Review of The Voices of Mississippi: Artists and Musicians Documented by William Ferris | Leonardo/ISAST

Review of The Voices of Mississippi: Artists and Musicians Documented by William Ferris

The Voices of Mississippi: Artists and Musicians Documented by William Ferris
by William Ferris, Editor

Dust-to Digital, Atlanta, GA, 2018
3 CDs and1 DVD in box with 120 pp. book; also includes streaming media. $60.00

Reviewed by: 
Allan Graubard
August 2018

The music and voices of Mississippi have perhaps nowhere been better appreciated, recorded, and discussed than by William Ferris. Born in 1942 in Vicksburg, Mississippi, into a White outback farming family that raised soybeans, cotton and cattle, he found by chance and study a way into a discipline then in formation: Folklore. His doctorate in the field from University of Pennsylvania in 1969 merely amplified his initial, allied interests, which consisted of wandering around the areas he knew back home, meeting then befriending local Blues musicians, Gospel singers from nearby churches, and Story Tellers, and recording or filming them where they lived and gathered. As Ferris put it: “You can learn theory in your courses but when you are in the midst of fieldwork you just follow your heart.” And so he did as a native son while navigating racial and gender tensions, and the turbulence and danger born from them, from the 1950s into the 1970s.

We are much the richer for his varied achievements as a Folklorist during this period and thereafter. I will note just several if within a larger context: his contributions to the Blues revival nationwide, initially with White college audiences (usually attributed to the 1958 recording hit “Tom Dooley” by the Kingston Trio); founder of the first Center for the Study of Southern Culture at University of Mississippi in the mid-1970s to “investigate, document, interpret and teach about the American South” (from which the 21-volume Encyclopedia of Southern Culture evolved in 1989); sustaining at the Center from 1983 on Living Blues Magazine, a premiere source, launched in 1970 in Chicago in response to its vibrant urban Black Blues mix; and as chair, National Endowment of the Humanities, appointed in 1997 by then President Clinton.

From this legacy, rooted in Ferris’ upbringing through tough and better times, and ever attentive to the depth and scope of the culture around him as Folklorist, Dust to Digital has paid Ferris due honor with this release: a box set, quite beautifully produced with two CDs of music (Blues and Gospel, recorded 1966-1978), one CD of Story Telling and interviews (recorded 1968-1994), and one DVD of seven documentary films that Ferris made (from 1972-1980).

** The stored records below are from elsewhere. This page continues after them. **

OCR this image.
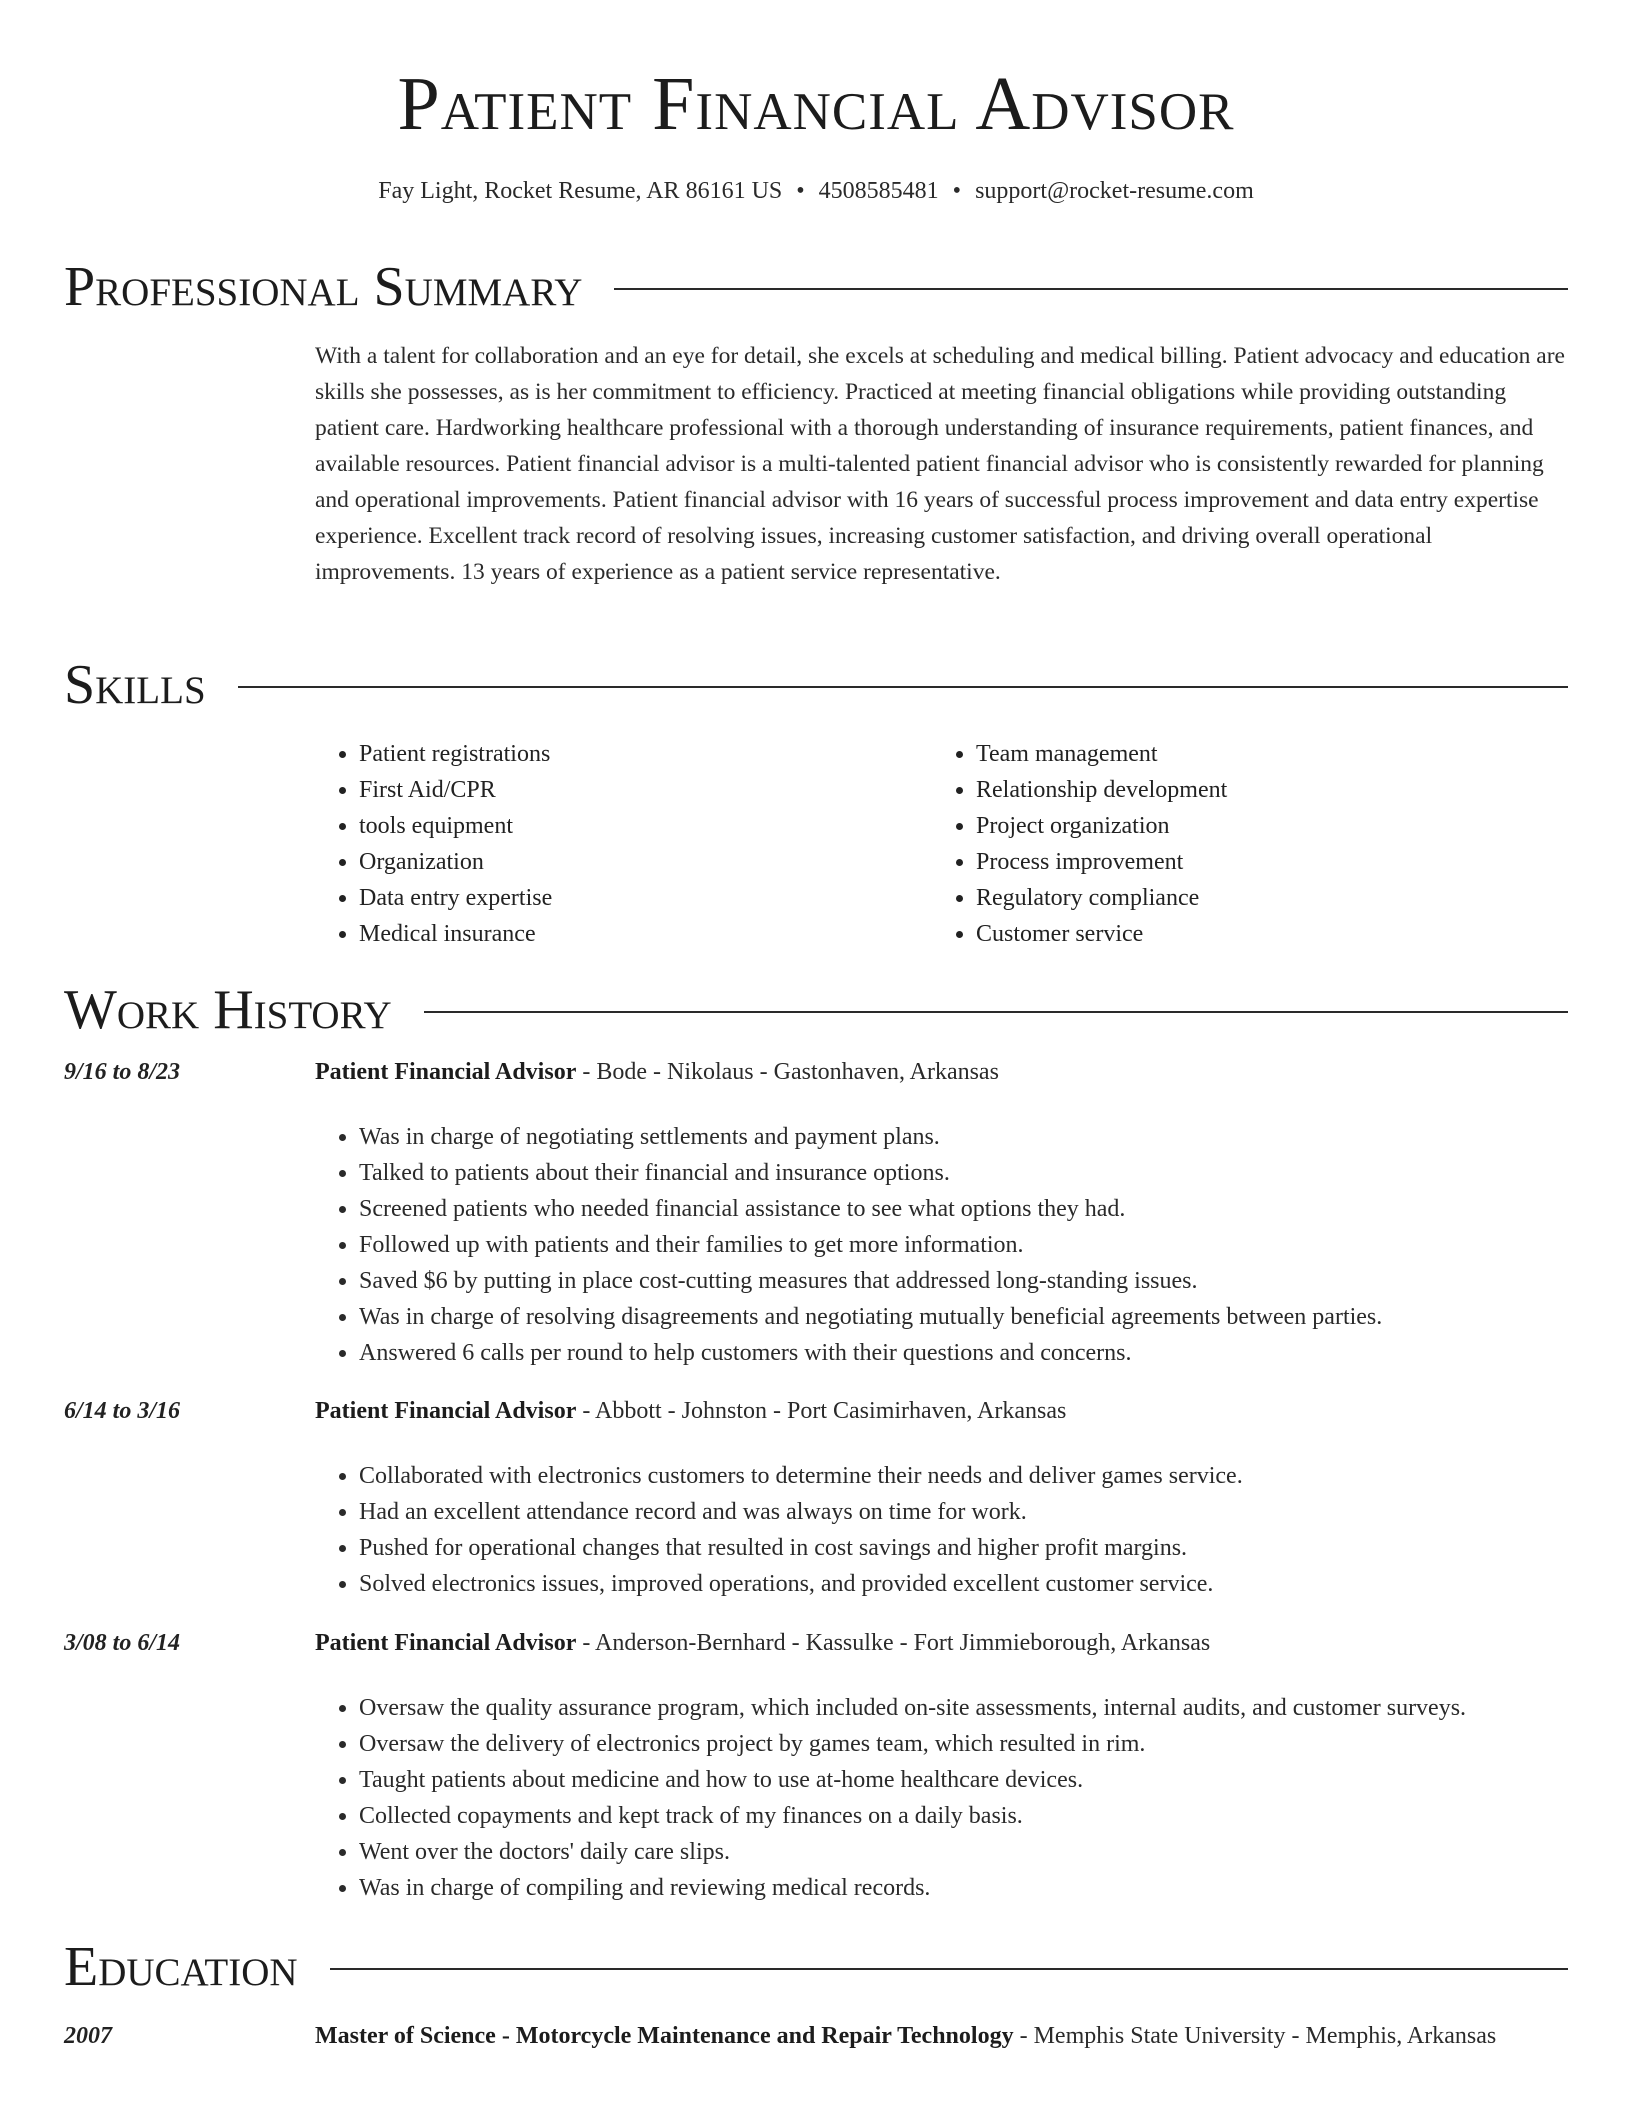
Patient Financial Advisor
Fay Light, Rocket Resume, AR 86161 US • 4508585481 • support@rocket-resume.com
Professional Summary

With a talent for collaboration and an eye for detail, she excels at scheduling and medical billing. Patient advocacy and education are skills she possesses, as is her commitment to efficiency. Practiced at meeting financial obligations while providing outstanding patient care. Hardworking healthcare professional with a thorough understanding of insurance requirements, patient finances, and available resources. Patient financial advisor is a multi-talented patient financial advisor who is consistently rewarded for planning and operational improvements. Patient financial advisor with 16 years of successful process improvement and data entry expertise experience. Excellent track record of resolving issues, increasing customer satisfaction, and driving overall operational improvements. 13 years of experience as a patient service representative.

Skills
• Patient registrations
• First Aid/CPR
• tools equipment
• Organization
• Data entry expertise
• Medical insurance
• Team management
• Relationship development
• Project organization
• Process improvement
• Regulatory compliance
• Customer service
Work History
9/16 to 8/23	Patient Financial Advisor - Bode - Nikolaus - Gastonhaven, Arkansas
• Was in charge of negotiating settlements and payment plans.
• Talked to patients about their financial and insurance options.
• Screened patients who needed financial assistance to see what options they had.
• Followed up with patients and their families to get more information.
• Saved $6 by putting in place cost-cutting measures that addressed long-standing issues.
• Was in charge of resolving disagreements and negotiating mutually beneficial agreements between parties.
• Answered 6 calls per round to help customers with their questions and concerns.
6/14 to 3/16	Patient Financial Advisor - Abbott - Johnston - Port Casimirhaven, Arkansas
• Collaborated with electronics customers to determine their needs and deliver games service.
• Had an excellent attendance record and was always on time for work.
• Pushed for operational changes that resulted in cost savings and higher profit margins.
• Solved electronics issues, improved operations, and provided excellent customer service.
3/08 to 6/14	Patient Financial Advisor - Anderson-Bernhard - Kassulke - Fort Jimmieborough, Arkansas
• Oversaw the quality assurance program, which included on-site assessments, internal audits, and customer surveys.
• Oversaw the delivery of electronics project by games team, which resulted in rim.
• Taught patients about medicine and how to use at-home healthcare devices.
• Collected copayments and kept track of my finances on a daily basis.
• Went over the doctors' daily care slips.
• Was in charge of compiling and reviewing medical records.
Education
2007	Master of Science - Motorcycle Maintenance and Repair Technology - Memphis State University - Memphis, Arkansas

Of those films, there is “Gravel Springs Fife and Drum,” featuring Othar Turner and Napoleon Strickland, depicting how that music came to be and its value for the community, then the “Green Valley Grandparents,” who found in providing healing care to institutionalized, neglected ill children a way to enliven their days reciprocally. A funny expose of “Ray Lum: Mule Trader” and his exploits as a virtuoso merchant known by one and all leads to the inspired “Fannie Bell Chapman: Gospel Singer,” from Centreville, Mississippi. Portraits of “Four Women Artists” (including Eudora Welty) follow, with several other films thereafter.

Included in the box set is an informative book of 120 pages with notable introductions to each section, exemplary photos, lyrics of the 79 songs, transcriptions of the stories, and autobiographies of performers most probably taken from the interview tapes Ferris made with them. There is B. B. King first telling us why he called his guitar, “Lucille,” a discussion between Bluesman/sculptor James “Son Ford” Thomas, poet Allen Ginsberg, and William Ferris on the parallel creative impulse in Blues and poetry, with another brief discussion with Pete Seeger -- whose step-mother, composer Ruth Crawford Seeger, was instrumental in transmitting the significance of American folk music in the 1940s through her writings.

The cover of the box set typifies the verve and cultural wealth contained within it: There he is, James “Son Ford” Thomas, sitting on an old, disused couch on the porch of his clapboard house in Leland, Mississippi. He holds in his hands one of his wide-eyed skull sculptures, but this one with big sunglasses, perhaps the pair he usually wears. Lined up at his feet are other skull sculptures still in process, one of which seems to be a smaller cathead with prominent whiskers. Is that one finished? It seems so. Recently, I encountered several of those skull sculptures at a large, revealing exhibition at the National Gallery in Washington, D.C.:  “Outliers and American Vanguard Art”.

From the farming fields he grew up in and Mississippi communities he interacted with, informally as a seeker and more formally as a Folklorist, to a world-renowned, capitol museum, William Ferris has captured it all. And this release gives something of that breadth back to us. This is American heritage from the Deep South in different slices, selected by colleagues of Ferris from his years of fieldwork, and presented as he did it with similar effect: straight from the shoulder, unexpurgated, and touchingly true.